On Friday, we get the non-farm employment data for October. With the tightening election outcome you may be forgiven to have other things to worry about, but these figures can provide a direct window on whether corporates are actually investing in growth or cutting and can act as the proverbial canary in the mine. While employment growth has picked up since stalling in May, it is still well below the rate of growth in jobs or average wage growth to suggest an impending inflation problem.


Another ‘canary’ is marketing investment. As well as stimulating credit and consumption, a low interest cost environment also improves the marginal returns from allocating additional capital to marketing budgets, making advertising media a major beneficiary of a low interest rate environment. It also makes them highly sensitive to a slowing outlook for consumption which might be doubly impacted by a rate rise.


While at least one CEO of a major marketing company has recently refuted suggestions of a slowdown in Q3 growth for US marketers, the data suggests otherwise.  Notwithstanding the quadrennial year support of US Presidential Elections, Olympics and footie, supposedly contributing an incremental +1ppts to US advertising budgets, this hasn’t protected organic revenue growth rates for the leading marketing agency groups.

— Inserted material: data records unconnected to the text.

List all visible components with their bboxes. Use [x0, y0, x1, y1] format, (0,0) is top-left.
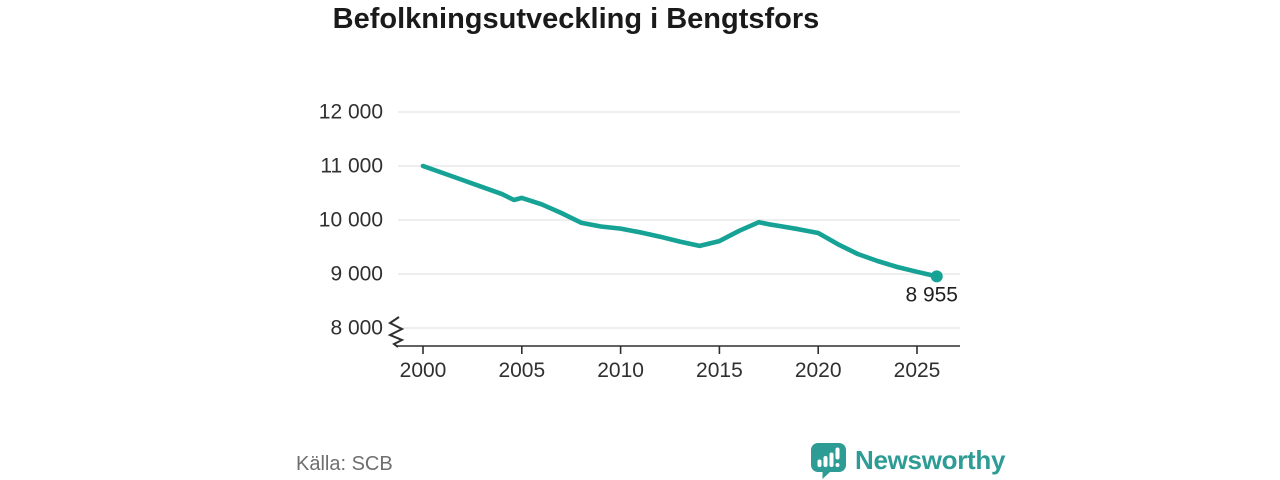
y-axis-tick-label: 12 000: [319, 101, 383, 124]
x-axis-tick-label: 2010: [597, 359, 644, 382]
y-axis-break-icon: [387, 316, 405, 348]
newsworthy-logo: Newsworthy: [810, 442, 1005, 479]
y-axis-tick-label: 11 000: [320, 155, 383, 178]
x-axis-tick-label: 2005: [498, 359, 545, 382]
newsworthy-speech-bubble-bars-icon: [811, 443, 846, 479]
last-value-label: 8 955: [905, 283, 958, 306]
population-series-line: [420, 163, 940, 279]
x-axis-tick-label: 2020: [795, 359, 842, 382]
newsworthy-wordmark: Newsworthy: [855, 445, 1006, 475]
y-axis-tick-label: 8 000: [330, 317, 383, 340]
y-axis-tick-label: 9 000: [330, 263, 383, 286]
x-axis-tick-label: 2000: [400, 359, 447, 382]
source-credit: Källa: SCB: [296, 453, 393, 475]
y-axis-tick-label: 10 000: [319, 209, 383, 232]
x-axis-tick-label: 2015: [696, 359, 743, 382]
chart-title: Befolkningsutveckling i Bengtsfors: [332, 3, 820, 35]
last-data-point-marker: [930, 270, 943, 283]
x-axis-tick-label: 2025: [894, 359, 941, 382]
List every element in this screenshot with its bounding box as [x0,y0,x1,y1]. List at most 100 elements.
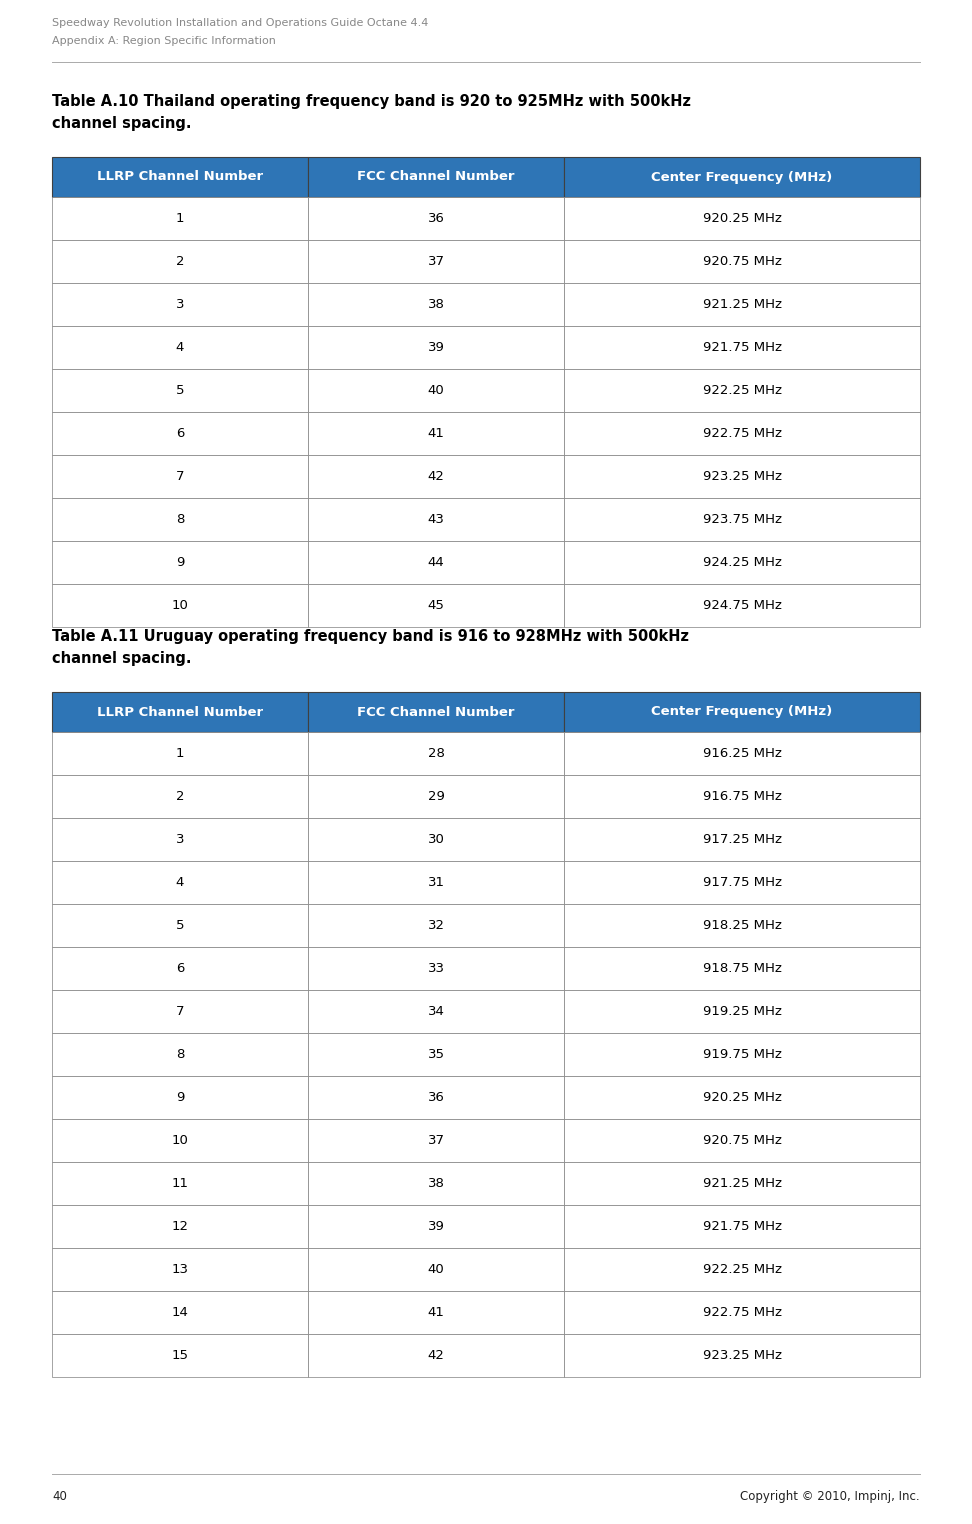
Bar [308,411,564,456]
Text: 917.25 MHz: 917.25 MHz [703,834,781,846]
Text: 42: 42 [428,469,444,483]
Text: 11: 11 [171,1177,189,1190]
Text: 28: 28 [428,747,444,760]
Text: 920.25 MHz: 920.25 MHz [703,1091,781,1103]
Bar [52,861,308,904]
Text: 923.75 MHz: 923.75 MHz [703,514,781,526]
Bar [308,239,564,283]
Bar [308,946,564,991]
Text: 38: 38 [428,299,444,311]
Text: 6: 6 [176,962,185,975]
Text: 10: 10 [172,599,189,613]
Text: 40: 40 [428,384,444,396]
Text: Center Frequency (MHz): Center Frequency (MHz) [651,171,833,183]
Bar [308,326,564,369]
Text: 39: 39 [428,1221,444,1233]
Text: 13: 13 [171,1263,189,1276]
Bar [52,1334,308,1378]
Text: Table A.10 Thailand operating frequency band is 920 to 925MHz with 500kHz: Table A.10 Thailand operating frequency … [52,94,691,110]
Text: 4: 4 [176,876,185,888]
Text: 922.75 MHz: 922.75 MHz [703,427,781,440]
Bar [564,732,920,776]
Text: 5: 5 [176,384,185,396]
Text: 30: 30 [428,834,444,846]
Bar [308,861,564,904]
Bar [52,946,308,991]
Text: 924.25 MHz: 924.25 MHz [703,556,781,568]
Bar [564,369,920,411]
Bar [308,1334,564,1378]
Bar [52,1119,308,1161]
Bar [52,456,308,498]
Bar [52,692,308,732]
Text: LLRP Channel Number: LLRP Channel Number [97,706,263,718]
Bar [564,197,920,239]
Text: 31: 31 [428,876,444,888]
Text: 919.75 MHz: 919.75 MHz [703,1049,781,1061]
Text: 7: 7 [176,469,185,483]
Text: 10: 10 [172,1134,189,1148]
Bar [52,584,308,626]
Text: 922.75 MHz: 922.75 MHz [703,1306,781,1318]
Bar [308,197,564,239]
Bar [52,1033,308,1076]
Bar [308,776,564,818]
Bar [52,197,308,239]
Text: 918.75 MHz: 918.75 MHz [703,962,781,975]
Bar [564,1119,920,1161]
Bar [52,1291,308,1334]
Bar [308,1291,564,1334]
Bar [564,1291,920,1334]
Bar [564,283,920,326]
Bar [308,541,564,584]
Text: 40: 40 [52,1490,67,1503]
Text: 920.75 MHz: 920.75 MHz [703,255,781,268]
Text: 37: 37 [428,255,444,268]
Text: 35: 35 [428,1049,444,1061]
Text: 9: 9 [176,1091,185,1103]
Text: 37: 37 [428,1134,444,1148]
Text: 15: 15 [171,1349,189,1362]
Text: 916.25 MHz: 916.25 MHz [703,747,781,760]
Bar [564,1076,920,1119]
Bar [564,1334,920,1378]
Text: 921.25 MHz: 921.25 MHz [703,299,781,311]
Text: 1: 1 [176,212,185,226]
Bar [52,498,308,541]
Bar [564,326,920,369]
Text: 921.75 MHz: 921.75 MHz [703,1221,781,1233]
Text: 34: 34 [428,1004,444,1018]
Bar [308,1033,564,1076]
Text: 42: 42 [428,1349,444,1362]
Text: 3: 3 [176,299,185,311]
Text: 12: 12 [171,1221,189,1233]
Text: Appendix A: Region Specific Information: Appendix A: Region Specific Information [52,37,276,46]
Bar [564,541,920,584]
Text: 36: 36 [428,212,444,226]
Bar [52,1205,308,1248]
Text: 8: 8 [176,1049,185,1061]
Text: 41: 41 [428,1306,444,1318]
Bar [564,584,920,626]
Text: Speedway Revolution Installation and Operations Guide Octane 4.4: Speedway Revolution Installation and Ope… [52,18,429,27]
Text: 41: 41 [428,427,444,440]
Text: 32: 32 [428,919,444,933]
Text: 921.75 MHz: 921.75 MHz [703,341,781,354]
Text: 3: 3 [176,834,185,846]
Bar [564,904,920,946]
Bar [52,157,308,197]
Text: 8: 8 [176,514,185,526]
Text: 5: 5 [176,919,185,933]
Bar [564,692,920,732]
Text: 45: 45 [428,599,444,613]
Text: 9: 9 [176,556,185,568]
Bar [308,904,564,946]
Text: 2: 2 [176,789,185,803]
Bar [308,283,564,326]
Text: 7: 7 [176,1004,185,1018]
Text: 39: 39 [428,341,444,354]
Text: 38: 38 [428,1177,444,1190]
Bar [308,1161,564,1205]
Bar [52,732,308,776]
Bar [308,1248,564,1291]
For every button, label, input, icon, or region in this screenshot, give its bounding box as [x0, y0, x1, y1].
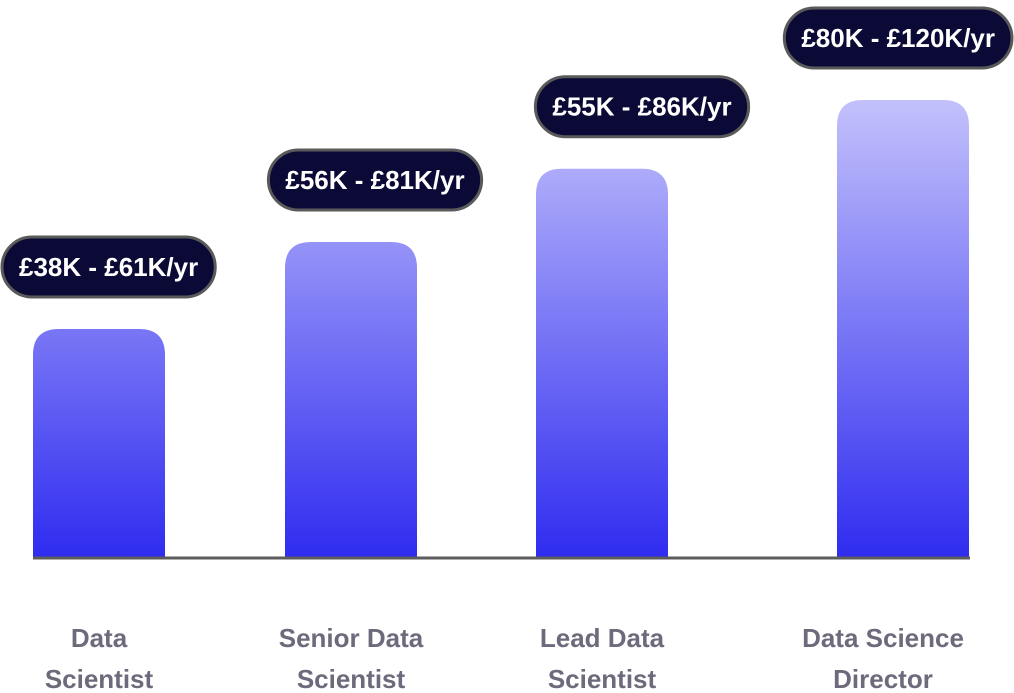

While the ‘palooza’ of client account moves last year have distorted the growth rates for individual agencies, as a group, these shifts will have evened themselves out. In the below chart I have therefore aggregated the top 4 agency groups and rebased in US dollars to gauge the underlying trends in US organic revenue growth for the third quarter in each of the last three years.  The data is clear, there has been a significant erosion in growth this year across all companies and as a group by a whopping -86% YoY for Q3 this year (from +$331m in Q3 2015 to only +$46m and +0.7% for Q3 of this year. Against Q3 of the previous year (Q3 2014), the shortfall is even greater, with this year’s Q3 down by -89%.



Slowdown? What's the data saying?

Slowdown? What’s the data saying?



What happens for US organic revenue growth for the leading marketing services groups, broadly reflects the wider US economy. While perhaps not as early an indicator as monthly non-farm payroll data, when both canary’s are singing the same song its often time to look for the exit.


Two strikes and you're out!

Two strikes and you’re out!


At first sight, two of the three data series seem to be holding up, with only agency US organic revenue growth hitting the dirt. Looking at the trends following the ending of QE3 however and another pattern emerges with declining peaks and troughs across all series. Having already established that Q3 GDP growth could be trimmed by -90bps from just the soyabean export one-off and more without the inventory build, then we are left with this coming Friday’s non-farm payroll data. Already with a declining and volatile trend, a shortfall here would sound the alarm bells. Add in a Trump victory, with all its protectionist connotations and a parting shot from the Fed with an interest rate increase and this doesn’t look like the time to go long on risk in one’s portfolio.